To solve this, distributed systems introduce Total Order Broadcast (TOB), a coordination primitive that guarantees:
1. Every message (or operation) is delivered to all replicas
2. All replicas deliver messages in the same order
3. No replica fabricates or skips messages
In simpler terms, TOB ensures a single shared sequence of events, even if those events were produced concurrently by different nodes.
Different architectures achieve this order in different ways:
• Single-leader systems rely on all writes funneling through one node, which defines the authoritative order for everyone else.
• Consensus protocols like Raft, Paxos, and Zab take a distributed route, running an agreement algorithm to decide both which operations to include and in what order they appear.
In both cases, the ordering doesn’t emerge from the WAL, it comes from coordination. The log only records what happened locally; TOB defines what happened globally.
WALs preserve each node’s past; Total Order Broadcast aligns them into one shared history.
Reconciliation Ensures Eventual Convergence, Not Total Order
In a multi-leader setup, each region or datacentre elects its own leader. Each leader appends writes to its local WAL, then replicates those writes asynchronously to other leaders which are then reconciled for any conflicts through Last-Write-Wins, merge logic, or CRDT-based rules.
In contrast, leaderless systems, as already discussed at length in my last post, use quorums to balance performance and availability, allowing temporary divergence for higher throughput and reconciling differences later for eventual convergence.
In both multi-leader and leaderless systems when conflicts in WALs are reconciled they do not result in Total Order Broadcast. Conflicts are resolved but without enforcing a single, globally agreed sequence of operations.
Reconciliation happens after the fact, when nodes detect they’ve diverged and try to merge differences. This could happen minutes or hours after the writes occurred. Once two nodes have diverged:
• There’s no longer a canonical sequence of events they can both reconstruct without coordination
• The act of merging (e.g., taking the latest timestamp or combining CRDT states) throws away order information by design
That’s why the result might be consistent in value, but not in order — meaning it’s convergent, not totally ordered.

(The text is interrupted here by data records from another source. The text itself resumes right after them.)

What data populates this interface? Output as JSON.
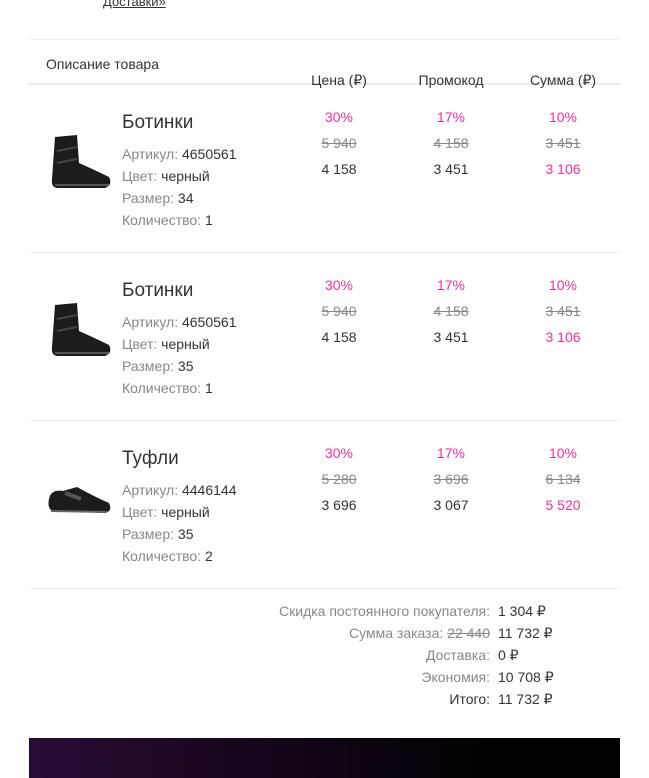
{
  "top_link": "Доставки»",
  "header": {
    "desc": "Описание товара",
    "price": "Цена (₽)",
    "promo": "Промокод",
    "sum": "Сумма (₽)"
  },
  "items": [
    {
      "title": "Ботинки",
      "sku_label": "Артикул:",
      "sku": "4650561",
      "color_label": "Цвет:",
      "color": "черный",
      "size_label": "Размер:",
      "size": "34",
      "qty_label": "Количество:",
      "qty": "1",
      "image": "boot",
      "price": {
        "pct": "30%",
        "old": "5 940",
        "new": "4 158"
      },
      "promo": {
        "pct": "17%",
        "old": "4 158",
        "new": "3 451"
      },
      "sum": {
        "pct": "10%",
        "old": "3 451",
        "new": "3 106"
      }
    },
    {
      "title": "Ботинки",
      "sku_label": "Артикул:",
      "sku": "4650561",
      "color_label": "Цвет:",
      "color": "черный",
      "size_label": "Размер:",
      "size": "35",
      "qty_label": "Количество:",
      "qty": "1",
      "image": "boot",
      "price": {
        "pct": "30%",
        "old": "5 940",
        "new": "4 158"
      },
      "promo": {
        "pct": "17%",
        "old": "4 158",
        "new": "3 451"
      },
      "sum": {
        "pct": "10%",
        "old": "3 451",
        "new": "3 106"
      }
    },
    {
      "title": "Туфли",
      "sku_label": "Артикул:",
      "sku": "4446144",
      "color_label": "Цвет:",
      "color": "черный",
      "size_label": "Размер:",
      "size": "35",
      "qty_label": "Количество:",
      "qty": "2",
      "image": "shoe",
      "price": {
        "pct": "30%",
        "old": "5 280",
        "new": "3 696"
      },
      "promo": {
        "pct": "17%",
        "old": "3 696",
        "new": "3 067"
      },
      "sum": {
        "pct": "10%",
        "old": "6 134",
        "new": "5 520"
      }
    }
  ],
  "summary": {
    "loyalty_label": "Скидка постоянного покупателя:",
    "loyalty": "1 304 ₽",
    "order_label": "Сумма заказа:",
    "order_old": "22 440",
    "order": "11 732 ₽",
    "delivery_label": "Доставка:",
    "delivery": "0 ₽",
    "savings_label": "Экономия:",
    "savings": "10 708 ₽",
    "total_label": "Итого:",
    "total": "11 732 ₽"
  },
  "colors": {
    "accent": "#f0309a"
  }
}
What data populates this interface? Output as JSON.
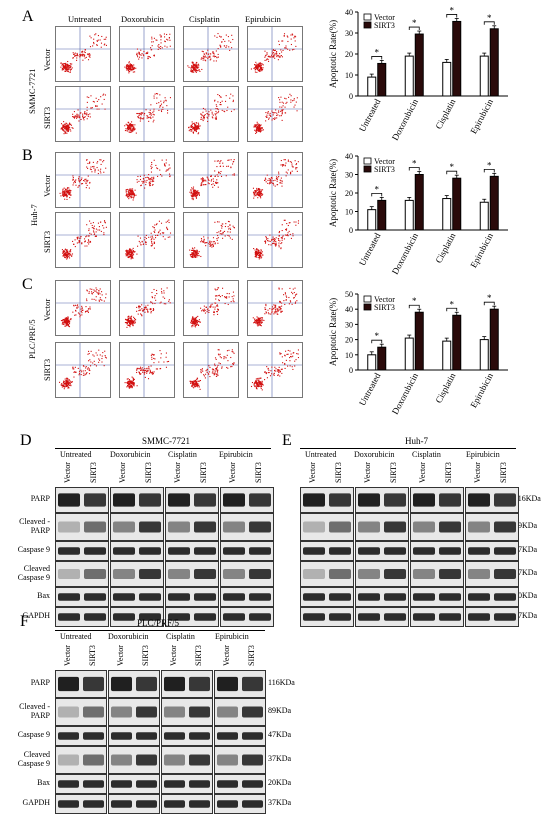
{
  "panels": {
    "A": {
      "letter": "A",
      "cell": "SMMC-7721"
    },
    "B": {
      "letter": "B",
      "cell": "Huh-7"
    },
    "C": {
      "letter": "C",
      "cell": "PLC/PRF/5"
    },
    "D": {
      "letter": "D",
      "cell": "SMMC-7721"
    },
    "E": {
      "letter": "E",
      "cell": "Huh-7"
    },
    "F": {
      "letter": "F",
      "cell": "PLC/PRF/5"
    }
  },
  "treatments": [
    "Untreated",
    "Doxorubicin",
    "Cisplatin",
    "Epirubicin"
  ],
  "groups": [
    "Vector",
    "SIRT3"
  ],
  "blot_rows": [
    "PARP",
    "Cleaved -PARP",
    "Caspase 9",
    "Cleaved Caspase 9",
    "Bax",
    "GAPDH"
  ],
  "kda": [
    "116KDa",
    "89KDa",
    "47KDa",
    "37KDa",
    "20KDa",
    "37KDa"
  ],
  "chart_data": [
    {
      "type": "bar",
      "panel": "A",
      "categories": [
        "Untreated",
        "Doxorubicin",
        "Cisplatin",
        "Epirubicin"
      ],
      "series": [
        {
          "name": "Vector",
          "values": [
            9,
            19,
            16,
            19
          ]
        },
        {
          "name": "SIRT3",
          "values": [
            15.5,
            29.5,
            35.5,
            32
          ]
        }
      ],
      "ylabel": "Apoptotic Rate(%)",
      "ylim": [
        0,
        40
      ],
      "yticks": [
        0,
        10,
        20,
        30,
        40
      ],
      "significance": "*",
      "legend": "top-left"
    },
    {
      "type": "bar",
      "panel": "B",
      "categories": [
        "Untreated",
        "Doxorubicin",
        "Cisplatin",
        "Epirubicin"
      ],
      "series": [
        {
          "name": "Vector",
          "values": [
            11,
            16,
            17,
            15
          ]
        },
        {
          "name": "SIRT3",
          "values": [
            16,
            30,
            28,
            29
          ]
        }
      ],
      "ylabel": "Apoptotic Rate(%)",
      "ylim": [
        0,
        40
      ],
      "yticks": [
        0,
        10,
        20,
        30,
        40
      ],
      "significance": "*",
      "legend": "top-left"
    },
    {
      "type": "bar",
      "panel": "C",
      "categories": [
        "Untreated",
        "Doxorubicin",
        "Cisplatin",
        "Epirubicin"
      ],
      "series": [
        {
          "name": "Vector",
          "values": [
            10,
            21,
            19,
            20
          ]
        },
        {
          "name": "SIRT3",
          "values": [
            15,
            38,
            36,
            40
          ]
        }
      ],
      "ylabel": "Apoptotic Rate(%)",
      "ylim": [
        0,
        50
      ],
      "yticks": [
        0,
        10,
        20,
        30,
        40,
        50
      ],
      "significance": "*",
      "legend": "top-left"
    }
  ]
}
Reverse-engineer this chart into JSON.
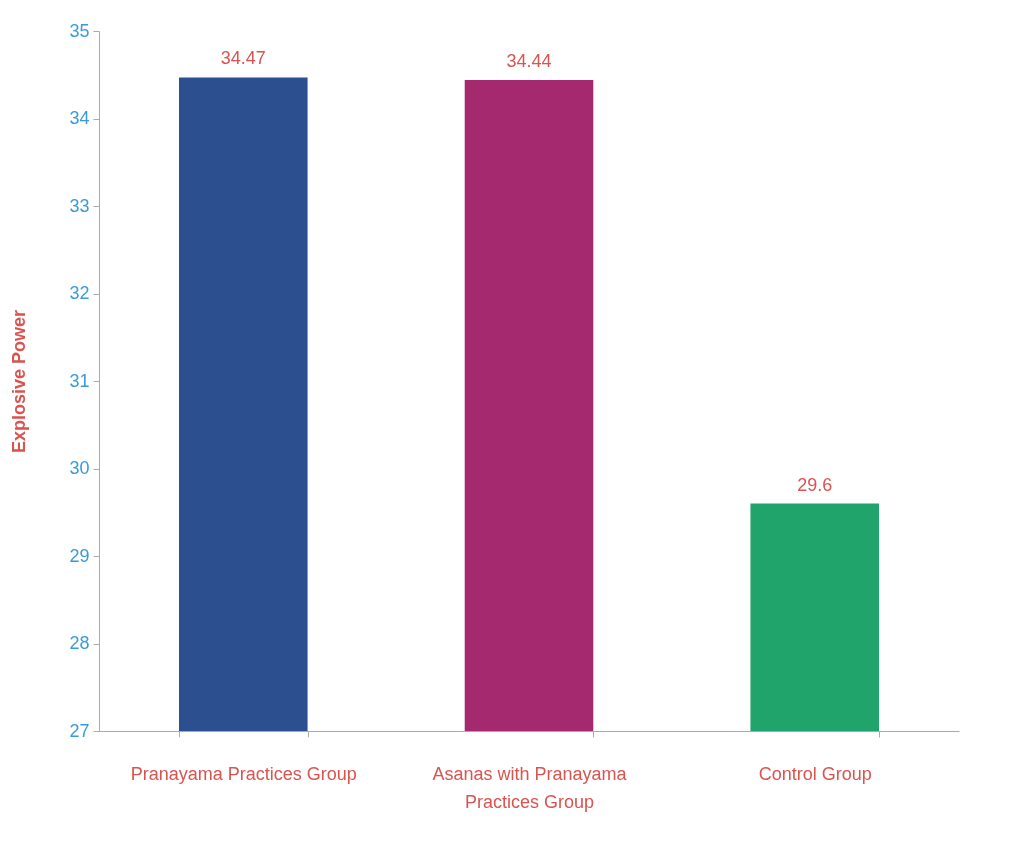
{
  "chart_data": {
    "type": "bar",
    "ylabel": "Explosive Power",
    "categories": [
      "Pranayama Practices Group",
      "Asanas with Pranayama Practices Group",
      "Control Group"
    ],
    "values": [
      34.47,
      34.44,
      29.6
    ],
    "colors": [
      "#2c4f8f",
      "#a5296f",
      "#20a46b"
    ],
    "ylim": [
      27,
      35
    ],
    "yticks": [
      27,
      28,
      29,
      30,
      31,
      32,
      33,
      34,
      35
    ],
    "grid": false,
    "data_labels": true
  }
}
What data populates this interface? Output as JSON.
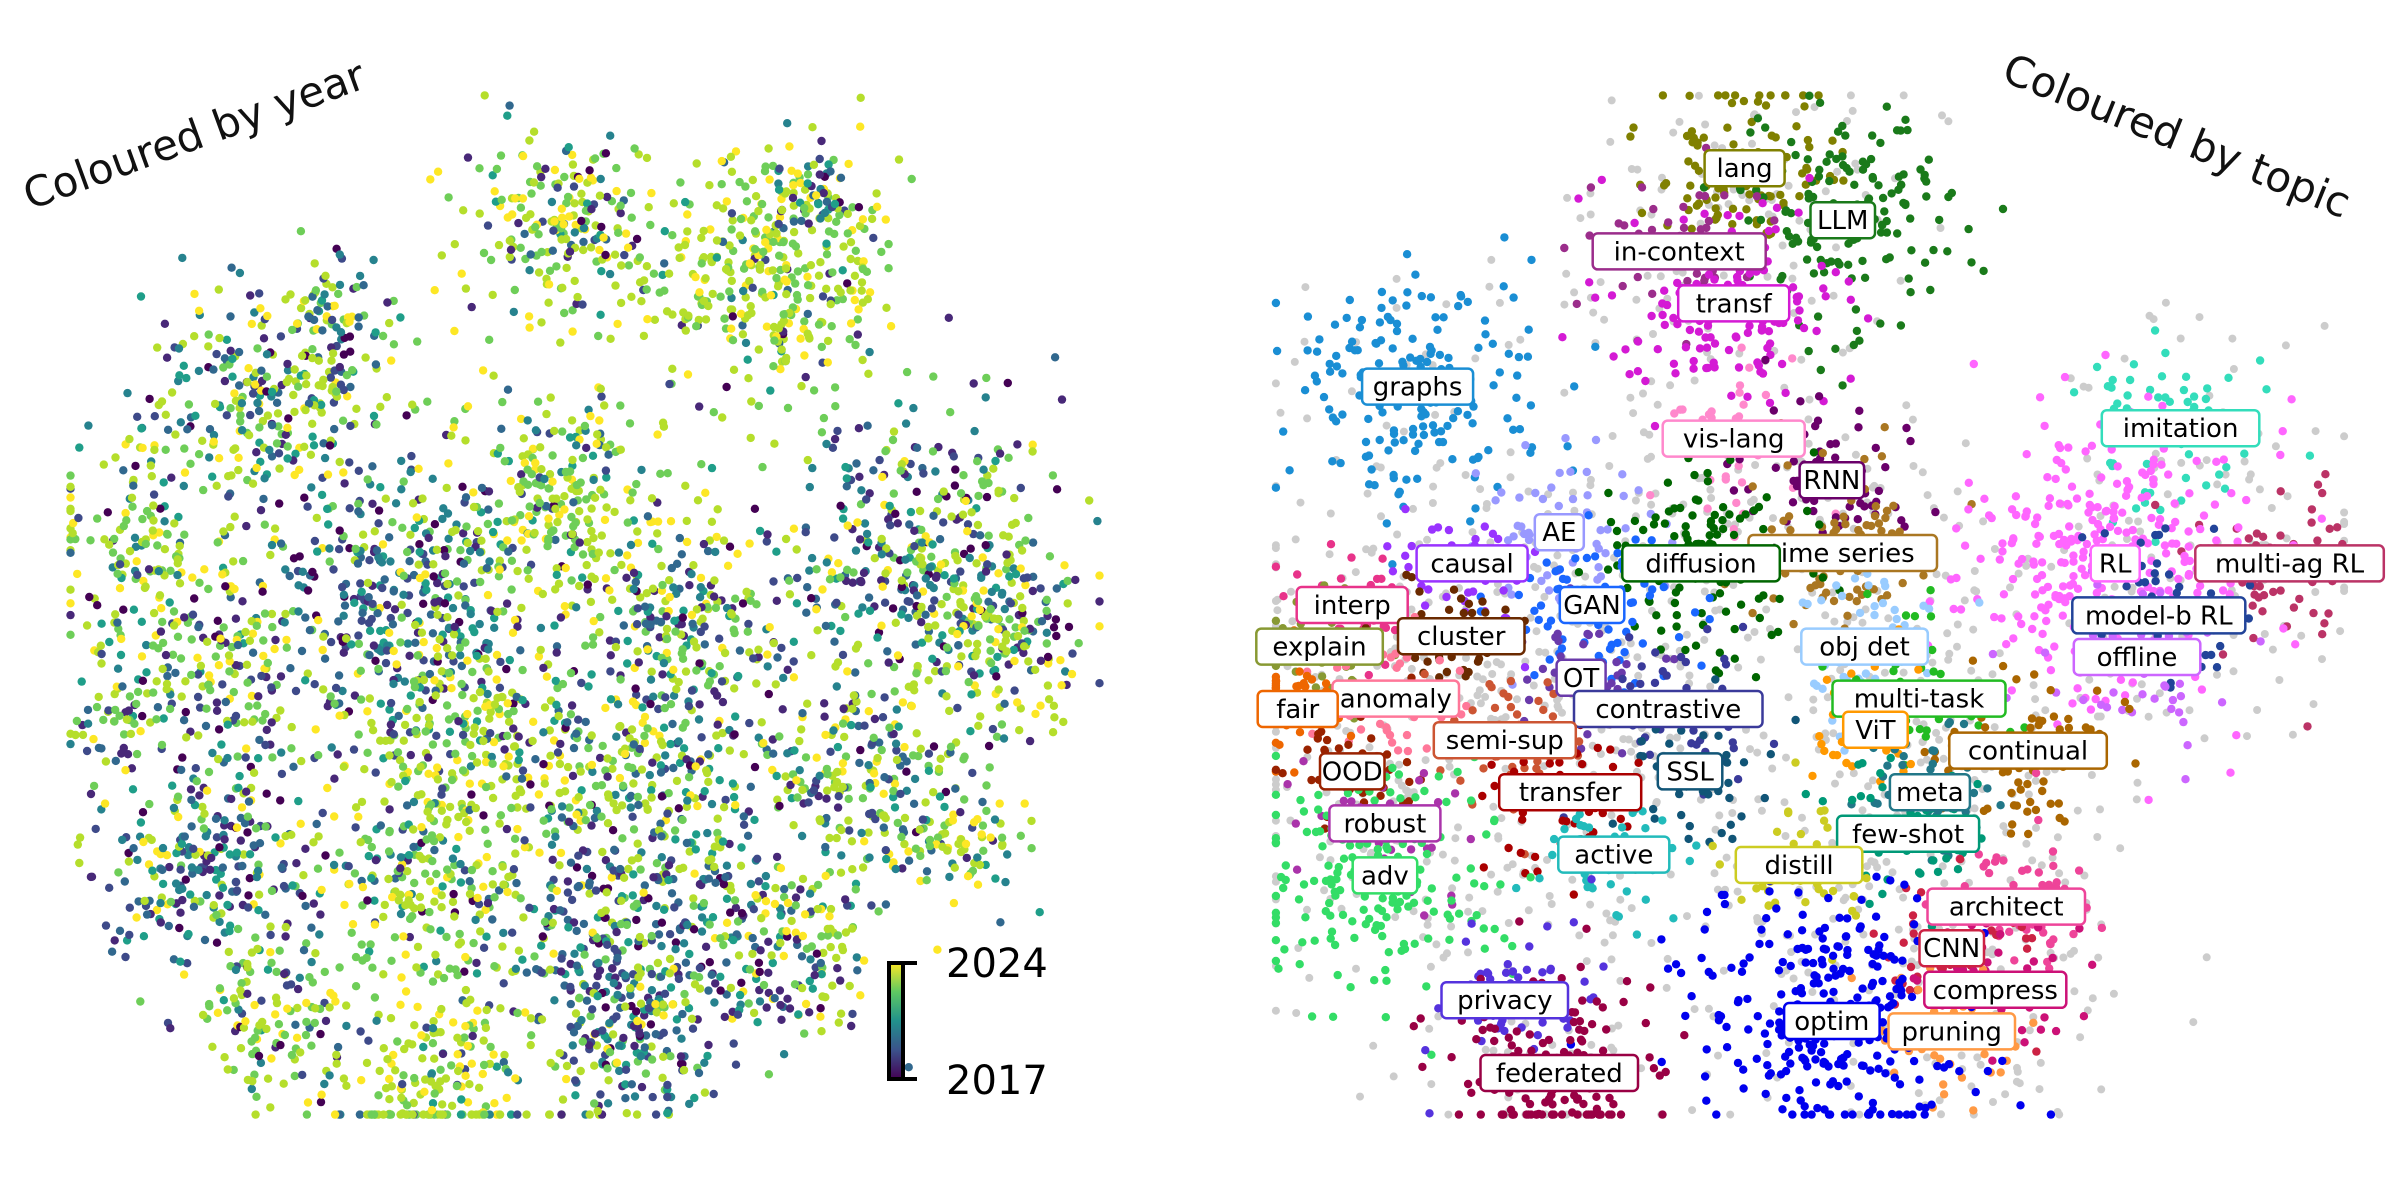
{
  "chart_data": [
    {
      "type": "scatter",
      "title": "Coloured by year",
      "xlabel": "",
      "ylabel": "",
      "grid": false,
      "legend": "colorbar bottom-right",
      "colormap": "viridis",
      "colorbar": {
        "min": 2017,
        "max": 2024,
        "min_label": "2017",
        "max_label": "2024"
      },
      "xlim": [
        0,
        100
      ],
      "ylim": [
        0,
        100
      ],
      "series": [
        {
          "cluster": "A",
          "x": 68,
          "y": 82,
          "spread": 6,
          "n": 360,
          "year_bias": 0.85
        },
        {
          "cluster": "B",
          "x": 48,
          "y": 86,
          "spread": 5,
          "n": 220,
          "year_bias": 0.7
        },
        {
          "cluster": "C",
          "x": 20,
          "y": 70,
          "spread": 6,
          "n": 280,
          "year_bias": 0.4
        },
        {
          "cluster": "D",
          "x": 8,
          "y": 56,
          "spread": 5,
          "n": 160,
          "year_bias": 0.75
        },
        {
          "cluster": "E",
          "x": 33,
          "y": 52,
          "spread": 6,
          "n": 320,
          "year_bias": 0.2
        },
        {
          "cluster": "F",
          "x": 48,
          "y": 60,
          "spread": 6,
          "n": 280,
          "year_bias": 0.75
        },
        {
          "cluster": "G",
          "x": 60,
          "y": 48,
          "spread": 5,
          "n": 200,
          "year_bias": 0.55
        },
        {
          "cluster": "H",
          "x": 82,
          "y": 54,
          "spread": 7,
          "n": 420,
          "year_bias": 0.45
        },
        {
          "cluster": "I",
          "x": 90,
          "y": 47,
          "spread": 4,
          "n": 140,
          "year_bias": 0.55
        },
        {
          "cluster": "J",
          "x": 18,
          "y": 44,
          "spread": 5,
          "n": 180,
          "year_bias": 0.55
        },
        {
          "cluster": "K",
          "x": 38,
          "y": 38,
          "spread": 6,
          "n": 280,
          "year_bias": 0.65
        },
        {
          "cluster": "L",
          "x": 56,
          "y": 34,
          "spread": 6,
          "n": 260,
          "year_bias": 0.5
        },
        {
          "cluster": "M",
          "x": 76,
          "y": 33,
          "spread": 5,
          "n": 220,
          "year_bias": 0.55
        },
        {
          "cluster": "N",
          "x": 6,
          "y": 40,
          "spread": 3,
          "n": 70,
          "year_bias": 0.6
        },
        {
          "cluster": "O",
          "x": 14,
          "y": 25,
          "spread": 5,
          "n": 260,
          "year_bias": 0.25
        },
        {
          "cluster": "P",
          "x": 34,
          "y": 24,
          "spread": 5,
          "n": 200,
          "year_bias": 0.7
        },
        {
          "cluster": "Q",
          "x": 54,
          "y": 18,
          "spread": 7,
          "n": 380,
          "year_bias": 0.3
        },
        {
          "cluster": "R",
          "x": 70,
          "y": 17,
          "spread": 4,
          "n": 150,
          "year_bias": 0.5
        },
        {
          "cluster": "S",
          "x": 20,
          "y": 11,
          "spread": 4,
          "n": 120,
          "year_bias": 0.75
        },
        {
          "cluster": "T",
          "x": 35,
          "y": 5,
          "spread": 5,
          "n": 200,
          "year_bias": 0.8
        },
        {
          "cluster": "U",
          "x": 54,
          "y": 7,
          "spread": 4,
          "n": 140,
          "year_bias": 0.45
        },
        {
          "cluster": "V",
          "x": 72,
          "y": 90,
          "spread": 2,
          "n": 50,
          "year_bias": 0.35
        },
        {
          "cluster": "W",
          "x": 86,
          "y": 28,
          "spread": 3,
          "n": 80,
          "year_bias": 0.75
        },
        {
          "cluster": "X",
          "x": 27,
          "y": 78,
          "spread": 3,
          "n": 60,
          "year_bias": 0.5
        }
      ]
    },
    {
      "type": "scatter",
      "title": "Coloured by topic",
      "xlabel": "",
      "ylabel": "",
      "grid": false,
      "legend": "none",
      "xlim": [
        0,
        100
      ],
      "ylim": [
        0,
        100
      ],
      "background_color": "#cccccc",
      "series": [
        {
          "name": "lang",
          "x": 44,
          "y": 92,
          "color": "#808000",
          "n": 120
        },
        {
          "name": "LLM",
          "x": 53,
          "y": 87,
          "color": "#1a7a1a",
          "n": 160
        },
        {
          "name": "in-context",
          "x": 38,
          "y": 84,
          "color": "#9b2d8b",
          "n": 60
        },
        {
          "name": "transf",
          "x": 43,
          "y": 79,
          "color": "#d41ad4",
          "n": 150
        },
        {
          "name": "graphs",
          "x": 14,
          "y": 71,
          "color": "#1a8ed4",
          "n": 200
        },
        {
          "name": "imitation",
          "x": 84,
          "y": 67,
          "color": "#33ddbb",
          "n": 70
        },
        {
          "name": "vis-lang",
          "x": 43,
          "y": 66,
          "color": "#ff88cc",
          "n": 60
        },
        {
          "name": "RNN",
          "x": 52,
          "y": 62,
          "color": "#6a006a",
          "n": 70
        },
        {
          "name": "AE",
          "x": 27,
          "y": 57,
          "color": "#9999ff",
          "n": 70
        },
        {
          "name": "multi-ag RL",
          "x": 94,
          "y": 54,
          "color": "#bb3366",
          "n": 70
        },
        {
          "name": "time series",
          "x": 53,
          "y": 55,
          "color": "#aa7722",
          "n": 90
        },
        {
          "name": "causal",
          "x": 19,
          "y": 54,
          "color": "#9933ff",
          "n": 50
        },
        {
          "name": "diffusion",
          "x": 40,
          "y": 54,
          "color": "#006600",
          "n": 130
        },
        {
          "name": "RL",
          "x": 78,
          "y": 54,
          "color": "#ff66ff",
          "n": 330
        },
        {
          "name": "interp",
          "x": 8,
          "y": 50,
          "color": "#e8338a",
          "n": 40
        },
        {
          "name": "GAN",
          "x": 30,
          "y": 50,
          "color": "#1a66ff",
          "n": 90
        },
        {
          "name": "model-b RL",
          "x": 82,
          "y": 49,
          "color": "#224499",
          "n": 60
        },
        {
          "name": "explain",
          "x": 5,
          "y": 46,
          "color": "#889933",
          "n": 40
        },
        {
          "name": "cluster",
          "x": 18,
          "y": 47,
          "color": "#6a2a00",
          "n": 50
        },
        {
          "name": "obj det",
          "x": 55,
          "y": 46,
          "color": "#99ccff",
          "n": 60
        },
        {
          "name": "offline",
          "x": 80,
          "y": 45,
          "color": "#cc66ff",
          "n": 60
        },
        {
          "name": "OT",
          "x": 29,
          "y": 43,
          "color": "#6a3aaa",
          "n": 40
        },
        {
          "name": "anomaly",
          "x": 12,
          "y": 41,
          "color": "#ff7799",
          "n": 50
        },
        {
          "name": "fair",
          "x": 3,
          "y": 40,
          "color": "#ee6600",
          "n": 40
        },
        {
          "name": "multi-task",
          "x": 60,
          "y": 41,
          "color": "#22bb22",
          "n": 60
        },
        {
          "name": "contrastive",
          "x": 37,
          "y": 40,
          "color": "#3a3a9a",
          "n": 60
        },
        {
          "name": "semi-sup",
          "x": 22,
          "y": 37,
          "color": "#cc5533",
          "n": 60
        },
        {
          "name": "ViT",
          "x": 56,
          "y": 38,
          "color": "#ff9900",
          "n": 50
        },
        {
          "name": "OOD",
          "x": 8,
          "y": 34,
          "color": "#992200",
          "n": 40
        },
        {
          "name": "SSL",
          "x": 39,
          "y": 34,
          "color": "#115577",
          "n": 50
        },
        {
          "name": "continual",
          "x": 70,
          "y": 36,
          "color": "#aa6600",
          "n": 80
        },
        {
          "name": "meta",
          "x": 61,
          "y": 32,
          "color": "#227788",
          "n": 60
        },
        {
          "name": "transfer",
          "x": 28,
          "y": 32,
          "color": "#aa0000",
          "n": 60
        },
        {
          "name": "robust",
          "x": 11,
          "y": 29,
          "color": "#aa33aa",
          "n": 50
        },
        {
          "name": "few-shot",
          "x": 59,
          "y": 28,
          "color": "#009977",
          "n": 60
        },
        {
          "name": "active",
          "x": 32,
          "y": 26,
          "color": "#22bbbb",
          "n": 50
        },
        {
          "name": "adv",
          "x": 11,
          "y": 24,
          "color": "#33dd66",
          "n": 200
        },
        {
          "name": "distill",
          "x": 49,
          "y": 25,
          "color": "#cccc22",
          "n": 50
        },
        {
          "name": "architect",
          "x": 68,
          "y": 21,
          "color": "#ee4499",
          "n": 70
        },
        {
          "name": "CNN",
          "x": 63,
          "y": 17,
          "color": "#cc2244",
          "n": 60
        },
        {
          "name": "compress",
          "x": 67,
          "y": 13,
          "color": "#cc1177",
          "n": 50
        },
        {
          "name": "privacy",
          "x": 22,
          "y": 12,
          "color": "#5533dd",
          "n": 60
        },
        {
          "name": "pruning",
          "x": 63,
          "y": 9,
          "color": "#ff9944",
          "n": 50
        },
        {
          "name": "optim",
          "x": 52,
          "y": 10,
          "color": "#0000ee",
          "n": 300
        },
        {
          "name": "federated",
          "x": 27,
          "y": 5,
          "color": "#990044",
          "n": 150
        }
      ]
    }
  ]
}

Reconciliation ensures eventual convergence, not total order. TOB guarantees global agreement, not just a matching end state.
WALs preserve each node’s past; reconciliation stitches those pasts into one convergent present.
Conclusion
Most systems can survive just by remembering what happened, others insist on agreeing on how it happened.
That’s the real divide:
• Reconciliation makes peace after divergence.
• Total Order Broadcast prevents divergence in the first place.
You don’t always need order to keep data safe. But when correctness depends on shared history, not just shared outcome, order becomes non-negotiable.